Judge Nygaard dissented on this part of the ruling, arguing that “in light of the social, cultural, and legal context in which this case arose, no reasonable officer” could have been unaware that hindering such recordings would violate one’s constitutional rights.”

Notably, reported, “The police actions and the lawsuit were filed three years after former Police Commissioner Charles H. Ramsey issued a memo to all Philadelphia officers saying they ‘should reasonably anticipate and expect to be photographed, videotaped, and/or audibly recorded by members of the general public.'”

While Friday’s ruling serves as a victory for the people, one thing the judges cannot set precedent for is how juries will use recorded evidence. In some cases, it is not enough to obtain justice.

Most recently, in the case of Philando Castile, two separate videos one a bystander recording, another a police dash cam recording were not enough to implicate an officer of wrongdoing.

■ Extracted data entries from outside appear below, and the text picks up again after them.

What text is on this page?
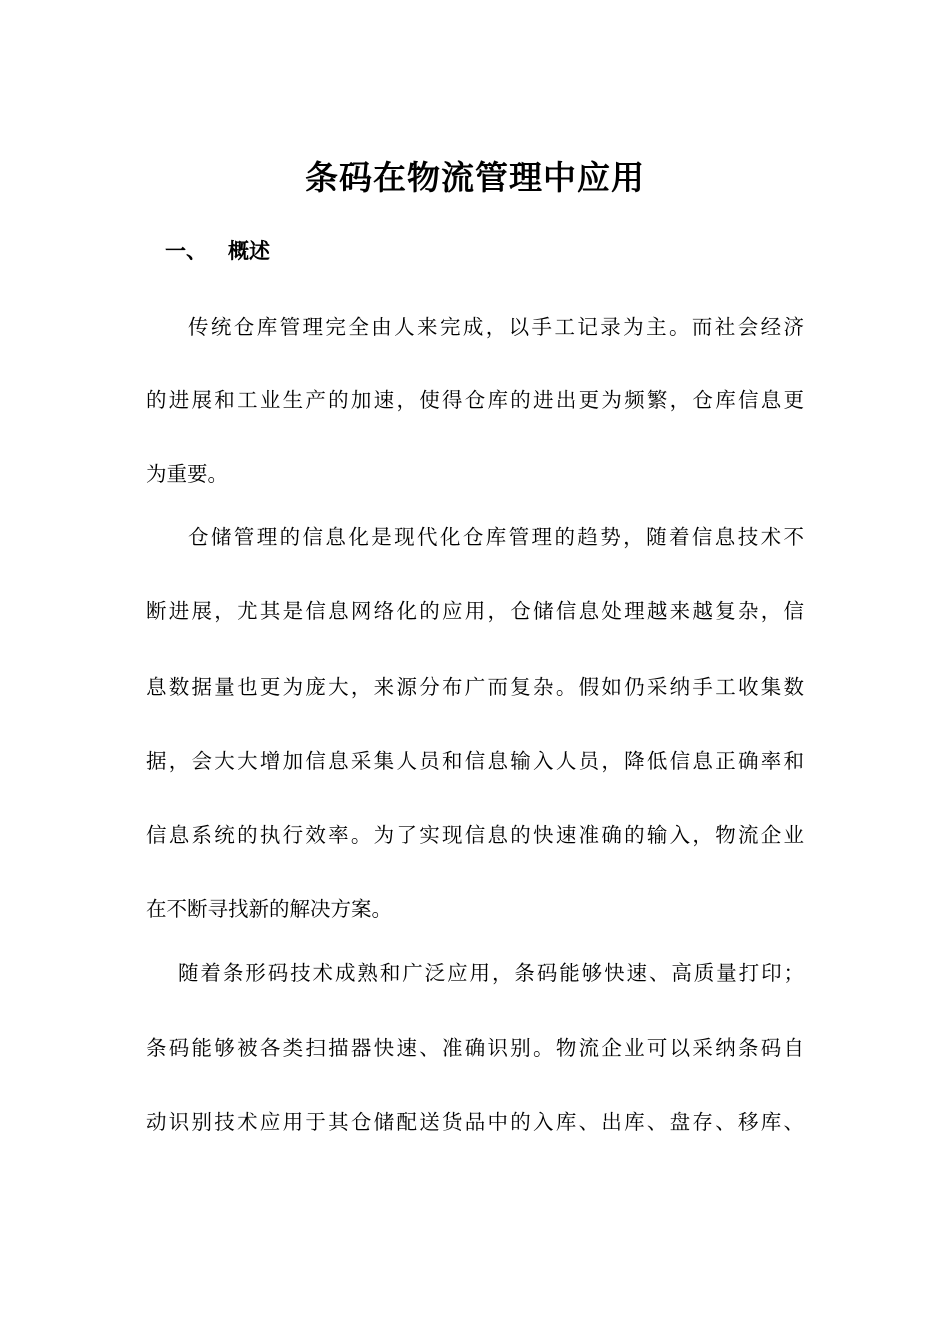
条码在物流管理中应用
一、 概述
传统仓库管理完全由人来完成，以手工记录为主。而社会经济
的进展和工业生产的加速，使得仓库的进出更为频繁，仓库信息更
为重要。
仓储管理的信息化是现代化仓库管理的趋势，随着信息技术不
断进展，尤其是信息网络化的应用，仓储信息处理越来越复杂，信
息数据量也更为庞大，来源分布广而复杂。假如仍采纳手工收集数
据，会大大增加信息采集人员和信息输入人员，降低信息正确率和
信息系统的执行效率。为了实现信息的快速准确的输入，物流企业
在不断寻找新的解决方案。
随着条形码技术成熟和广泛应用，条码能够快速、高质量打印；
条码能够被各类扫描器快速、准确识别。物流企业可以采纳条码自
动识别技术应用于其仓储配送货品中的入库、出库、盘存、移库、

Last year, St. Anthony Police Department Officer Jeronimo Yanez shot and killed Castile following a traffic stop for a broken taillight. Castile disclosed that he had a firearm as well as a permit allowing him to carry it.

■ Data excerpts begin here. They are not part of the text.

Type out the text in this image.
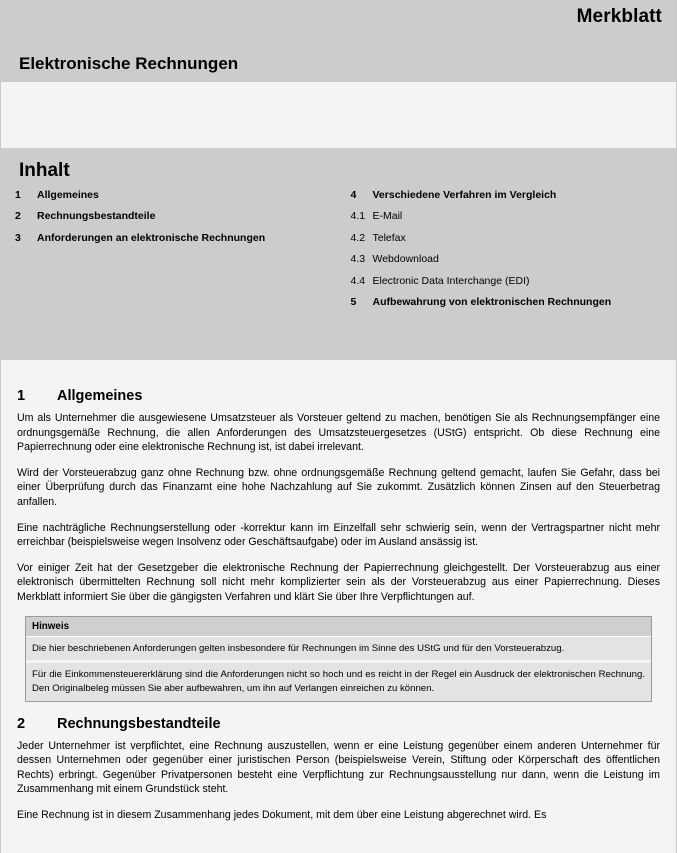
Merkblatt
Elektronische Rechnungen
Inhalt
1	Allgemeines
2	Rechnungsbestandteile
3	Anforderungen an elektronische Rechnungen
4	Verschiedene Verfahren im Vergleich
4.1 E-Mail
4.2 Telefax
4.3 Webdownload
4.4 Electronic Data Interchange (EDI)
5	Aufbewahrung von elektronischen Rechnungen
1	Allgemeines

Um als Unternehmer die ausgewiesene Umsatzsteuer als Vorsteuer geltend zu machen, benötigen Sie als Rechnungsempfänger eine ordnungsgemäße Rechnung, die allen Anforderungen des Umsatzsteuergesetzes (UStG) entspricht. Ob diese Rechnung eine Papierrechnung oder eine elektronische Rechnung ist, ist dabei irrelevant.

Wird der Vorsteuerabzug ganz ohne Rechnung bzw. ohne ordnungsgemäße Rechnung geltend gemacht, laufen Sie Gefahr, dass bei einer Überprüfung durch das Finanzamt eine hohe Nachzahlung auf Sie zukommt. Zusätzlich können Zinsen auf den Steuerbetrag anfallen.

Eine nachträgliche Rechnungserstellung oder -korrektur kann im Einzelfall sehr schwierig sein, wenn der Vertragspartner nicht mehr erreichbar (beispielsweise wegen Insolvenz oder Geschäftsaufgabe) oder im Ausland ansässig ist.

Vor einiger Zeit hat der Gesetzgeber die elektronische Rechnung der Papierrechnung gleichgestellt. Der Vorsteuerabzug aus einer elektronisch übermittelten Rechnung soll nicht mehr komplizierter sein als der Vorsteuerabzug aus einer Papierrechnung. Dieses Merkblatt informiert Sie über die gängigsten Verfahren und klärt Sie über Ihre Verpflichtungen auf.

Hinweis

Die hier beschriebenen Anforderungen gelten insbesondere für Rechnungen im Sinne des UStG und für den Vorsteuerabzug.

Für die Einkommensteuererklärung sind die Anforderungen nicht so hoch und es reicht in der Regel ein Ausdruck der elektronischen Rechnung. Den Originalbeleg müssen Sie aber aufbewahren, um ihn auf Verlangen einreichen zu können.

2	Rechnungsbestandteile

Jeder Unternehmer ist verpflichtet, eine Rechnung auszustellen, wenn er eine Leistung gegenüber einem anderen Unternehmer für dessen Unternehmen oder gegenüber einer juristischen Person (beispielsweise Verein, Stiftung oder Körperschaft des öffentlichen Rechts) erbringt. Gegenüber Privatpersonen besteht eine Verpflichtung zur Rechnungsausstellung nur dann, wenn die Leistung im Zusammenhang mit einem Grundstück steht.

Eine Rechnung ist in diesem Zusammenhang jedes Dokument, mit dem über eine Leistung abgerechnet wird. Es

“Sir, I do have to tell you I have a firearm on me,” Castile said.

“Okay, okay,” Yanez said. “Don’t reach for it, though. Don’t pull it out.”

“I’m, I, I was reaching for ,” Castile started.

“Don’t pull it out,” Yanez interrupted.

“I’m not pulling it out,” Castile said.

Within seconds Yanez reached into the car, then fired seven shots and hit Castile five times, including twice in the heart.

The dashboard camera video does not clarify whether Castile had reached for his gun he told the officer he was carrying. But last month, Yanez was acquitted of the criminal charges of manslaughter and reckless discharge of a firearm in relation to Castile’s death.

Diamond Reynolds, Castile’s girlfriend, streamed the encounter on Facebook Live after Castile was shot. She calmly claimed in the video that a police officer pulled over Castile for a broken brake light and he was shot. Reynolds also said that Castile told the officer he was carrying a firearm, with a permit. And, as he was reaching for his wallet to get his identification, the cop began shooting.